ORTHOTICS AND ASSISTIVE DEVICES
Elizabeth L. Koczur, Carrie E. Strine, Denise Peischl, Richard Lytton,
Tariq Rahman, and Michael A. Alexander
Knowledge of orthotic and assistive devices is an important component of rehabilitation practice. Having an understanding of normal upper and lower body movement is fundamental for appropriate recommendation and fabrication of an orthosis. Likewise, clinicians' understanding of typical language and communication behaviors, literacy skills, and socialization needs is a prerequisite to the recommendation of augmentative and alternative communication (AAC) devices, assistive reading and writing aids, and social media tools.
Similarly, the role of orthotic and assistive devices for patients also relates to the overall rehabilitation goal of eliminating, minimizing, or helping them to overcome the limitations imposed by their underlying disorders across areas of physical, cognitive, and psychosocial functions. While some orthotic and assistive devices allow a patient to achieve a degree of independence in a single area of function (such as mobility), pediatric rehabilitation seeks to treat that patient as a whole person across his or her activities of daily living, learning, leisure and recreation, and/or vocational functions. Thus, the role of orthotic and assistive devices needs to be seen not just within the context of independence but also within the context of interdependence with others in a person's surroundings.
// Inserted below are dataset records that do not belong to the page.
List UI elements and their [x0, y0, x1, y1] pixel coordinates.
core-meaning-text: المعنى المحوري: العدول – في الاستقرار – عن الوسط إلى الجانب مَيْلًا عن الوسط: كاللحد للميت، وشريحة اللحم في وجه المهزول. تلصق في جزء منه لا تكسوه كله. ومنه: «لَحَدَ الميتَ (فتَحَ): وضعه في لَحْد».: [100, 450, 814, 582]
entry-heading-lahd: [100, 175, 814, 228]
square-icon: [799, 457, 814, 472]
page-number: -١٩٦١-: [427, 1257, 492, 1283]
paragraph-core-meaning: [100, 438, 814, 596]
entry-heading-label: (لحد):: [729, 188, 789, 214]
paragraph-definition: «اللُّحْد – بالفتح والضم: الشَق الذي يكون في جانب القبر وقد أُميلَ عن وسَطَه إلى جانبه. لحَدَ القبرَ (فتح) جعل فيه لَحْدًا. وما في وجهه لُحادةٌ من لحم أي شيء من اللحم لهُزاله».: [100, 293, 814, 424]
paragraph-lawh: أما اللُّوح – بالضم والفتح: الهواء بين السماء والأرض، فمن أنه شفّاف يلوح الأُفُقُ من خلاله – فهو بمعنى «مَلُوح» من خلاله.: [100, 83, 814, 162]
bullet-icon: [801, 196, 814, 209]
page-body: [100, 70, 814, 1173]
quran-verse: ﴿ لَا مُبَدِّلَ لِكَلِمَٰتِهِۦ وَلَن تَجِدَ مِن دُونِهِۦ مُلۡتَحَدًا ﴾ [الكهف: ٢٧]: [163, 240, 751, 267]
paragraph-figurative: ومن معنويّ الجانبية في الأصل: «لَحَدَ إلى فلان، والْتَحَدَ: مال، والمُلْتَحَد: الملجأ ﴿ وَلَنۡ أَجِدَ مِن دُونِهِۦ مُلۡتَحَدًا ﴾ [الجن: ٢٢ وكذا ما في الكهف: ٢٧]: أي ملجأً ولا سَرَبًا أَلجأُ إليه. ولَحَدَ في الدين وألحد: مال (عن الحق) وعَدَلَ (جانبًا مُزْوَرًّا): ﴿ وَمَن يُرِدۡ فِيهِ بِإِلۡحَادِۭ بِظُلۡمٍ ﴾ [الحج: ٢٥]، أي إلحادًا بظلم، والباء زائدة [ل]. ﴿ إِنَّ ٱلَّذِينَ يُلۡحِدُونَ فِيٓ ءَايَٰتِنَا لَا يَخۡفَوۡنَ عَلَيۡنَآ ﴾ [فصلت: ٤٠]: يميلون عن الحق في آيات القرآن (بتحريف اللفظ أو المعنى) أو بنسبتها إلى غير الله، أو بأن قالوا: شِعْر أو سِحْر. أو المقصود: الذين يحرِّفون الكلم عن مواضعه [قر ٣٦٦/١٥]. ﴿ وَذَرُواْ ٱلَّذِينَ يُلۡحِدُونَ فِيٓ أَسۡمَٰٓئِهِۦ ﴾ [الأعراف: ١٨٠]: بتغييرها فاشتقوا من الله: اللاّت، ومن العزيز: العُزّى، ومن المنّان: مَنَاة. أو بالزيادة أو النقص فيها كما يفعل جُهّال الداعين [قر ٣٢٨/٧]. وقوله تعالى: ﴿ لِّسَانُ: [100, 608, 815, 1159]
Interdependence recognizes that all people have strengths and weaknesses and that all people function most effectively when they do so within social networks that consist of life partners (parents, siblings, children and, often, other relatives); close personal and family friends; teachers and schoolmates; paid workers (such as caregivers, aides, nurses, therapists, physicians, and other health care providers); coworkers; acquaintances; and unfamiliar people. Interdependence occurs when each of us uses our strengths to build relationships that help support our weaknesses. Dr. Al Condeluci in Community & Social Capital asks that we "consider the notion of reciprocity (1). The more you become connected with your community, the more people begin to watch out for each other."
Dr. Condeluci also applies literature from the field of social capital to the rehabilitation vision for people with disabilities: "Social capital refers to the connections and relationships that develop around community and the value these relationships hold for the members... those tangible substances that count for most in the daily lives of people: namely good will, fellowship, sympathy, and social intercourse among the individuals and [others] who make up a social unit." Thus, an adolescent who has a spinal cord injury (SCI) but can use her head control to independently drive a wheelchair at home, in school, and in the community still cannot participate and contribute to planning the eighth grade class yearbook if her family has not yet been able to buy an adapted van to take her to the Starbucks where her classmates meet to work on the project on Thursday evenings, unless she is perhaps able to participate from home through her head-or speech-controlled computer via Skype, FaceTime, or social media.
The key to identifying the most appropriate orthosis, augmentative communication, or assistive technology system is being creative and having a proper understanding of the anatomical, biomechanical, language and communication, and social networking needs of the patient and being sensitive to the patient's (or the parents') preferences and desires.
The pediatric population adds a further challenge. Early development is heavily based on fine and gross motor skills. Infants and children use these skills to explore and manipulate their environments. Studies have indicated that the inability to master the environment independently may lead to decreased socialization, learned helplessness, and a delay in normal development (2,3). Therefore, an orthosis, augmentative communication device, or assistive learning system should allow for and assist in the growth of the child.
Several team members are involved in prescribing, fabricating, and fitting the orthosis, augmentative communication device, or assistive technology system option. The physician, often with input from the therapist, provides patient assessment and a prescription of the recommended device (4). The therapist and/or orthotist are instrumental in its fabrication and fitting. A team including a speech-language pathologist, an occupational therapist, a special educator, and/or a rehabilitation engineer is often beneficial for AAC device recommendations. Finally, the patient and family play an important role in its acceptance and use. If the device is cumbersome and difficult to manage, it will be rejected and find a home on the top shelf in the closet (5).